Developers are abandoning plans for new wind farms in Britain because they are “no longer financially viable”.
The decision to scrap the wind farms is the first evidence that the spread of turbines across the country is being halted. It follows a radical overhaul by the Government of the consumer subsidy, worth more than £1 billion a year to wind farm owners.
Under the subsidy, wind farms are guaranteed to receive double the wholesale price for the electricity they produce. Under the new scheme, to be introduced later this year, companies will have to sell their electricity to the national grid under a competitive bidding system.
The new scheme will limit the total amount of subsidies available for green energy; previously the subsidy budget was effectively limitless.
The change has led to developers scrapping wind farm schemes amid claims that the new system will make future wind farms unprofitable.
Last week SSE, one of the big six energy companies, announced it was abandoning two wind farms in Scotland, both of which had attracted fierce local opposition.
SSE had wanted to build one farm with 27 turbines, each 400ft tall, at Dalnessie in Sutherland and the other for 12 turbines at Glen Orrin in Ross-shire. Neither will now get built. SSE said it was looking at all its other schemes on a “case by case basis”.
Community Windpower, which has a number of wind farms already in operation, has abandoned two sites in England – one for 16 turbines, each 426ft high, at a disused airfield in north Cornwall and another for 10 turbines in the Forest of Bowland, a beauty spot in Lancashire.
Both companies had sunk millions of pounds into the schemes, which were going through the planning stage. Renewable UK, the trade body, said that other wind energy companies were also reviewing future projects in the face of a squeeze on the subsidy.

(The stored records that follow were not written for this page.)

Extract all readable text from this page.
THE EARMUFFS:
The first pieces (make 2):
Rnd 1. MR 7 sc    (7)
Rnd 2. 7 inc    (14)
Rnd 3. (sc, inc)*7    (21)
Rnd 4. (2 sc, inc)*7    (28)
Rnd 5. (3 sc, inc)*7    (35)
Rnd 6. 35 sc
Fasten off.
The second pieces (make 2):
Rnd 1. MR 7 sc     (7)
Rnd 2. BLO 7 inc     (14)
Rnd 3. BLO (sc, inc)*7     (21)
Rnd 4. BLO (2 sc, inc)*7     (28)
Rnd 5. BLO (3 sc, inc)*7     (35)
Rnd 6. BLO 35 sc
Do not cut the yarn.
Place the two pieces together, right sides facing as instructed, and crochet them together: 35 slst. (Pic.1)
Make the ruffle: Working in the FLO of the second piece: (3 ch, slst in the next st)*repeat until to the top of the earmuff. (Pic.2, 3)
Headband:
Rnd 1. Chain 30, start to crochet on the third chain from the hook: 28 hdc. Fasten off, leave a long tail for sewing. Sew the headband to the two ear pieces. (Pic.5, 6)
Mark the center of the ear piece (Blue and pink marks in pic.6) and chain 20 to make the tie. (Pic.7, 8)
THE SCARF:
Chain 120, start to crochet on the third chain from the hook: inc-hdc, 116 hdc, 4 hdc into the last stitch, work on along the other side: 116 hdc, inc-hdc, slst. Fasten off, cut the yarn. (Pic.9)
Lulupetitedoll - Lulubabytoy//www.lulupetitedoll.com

Campaigners, who say wind farms are ugly, expensive and unreliable, will celebrate the demise of the schemes. Conservative MPs have been demanding cuts in wind farm subsidies to halt their spread.
The changes to the scheme will not come into full effect until 2017. Until then the new scheme will run in parallel with the existing one.
Wind farms facing the axe are likely to be ones completed after 2017 when owners will be forced to bid for subsidy from a limited pot of money. The successful bids will win subsidies at reduced rates.
The changes were ordered by the Treasury, which had become alarmed by the huge sums being offered to wind farm developers. The subsidy is added on to electricity bills, driving up household costs.
Dr John Constable, the director of the Renewable Energy Foundation think tank, which has criticised the size of wind energy subsidies, said: “Competitive tendering for renewables subsidy is bad news for many wind projects, reducing the value of the planning consent and making it much harder for developers to realise a significant profit.”
Maf Smith, deputy chief executive of RenewableUK, said: “It’s obviously concerning that projects from one of the cheapest sources of renewable energy are being withdrawn.
“There are still projects coming forward, but these recent announcements are a warning shot to the Government to make sure that their up coming reforms are done in the right way.”
A spokeswoman for the Department of Energy and Climate Change said: “Onshore wind is the cheapest large-scale renewable technology and has a key role to play in our energy mix. It is a thriving and mature industry and it is right that Government support should reduce as the cost of generating comes down.”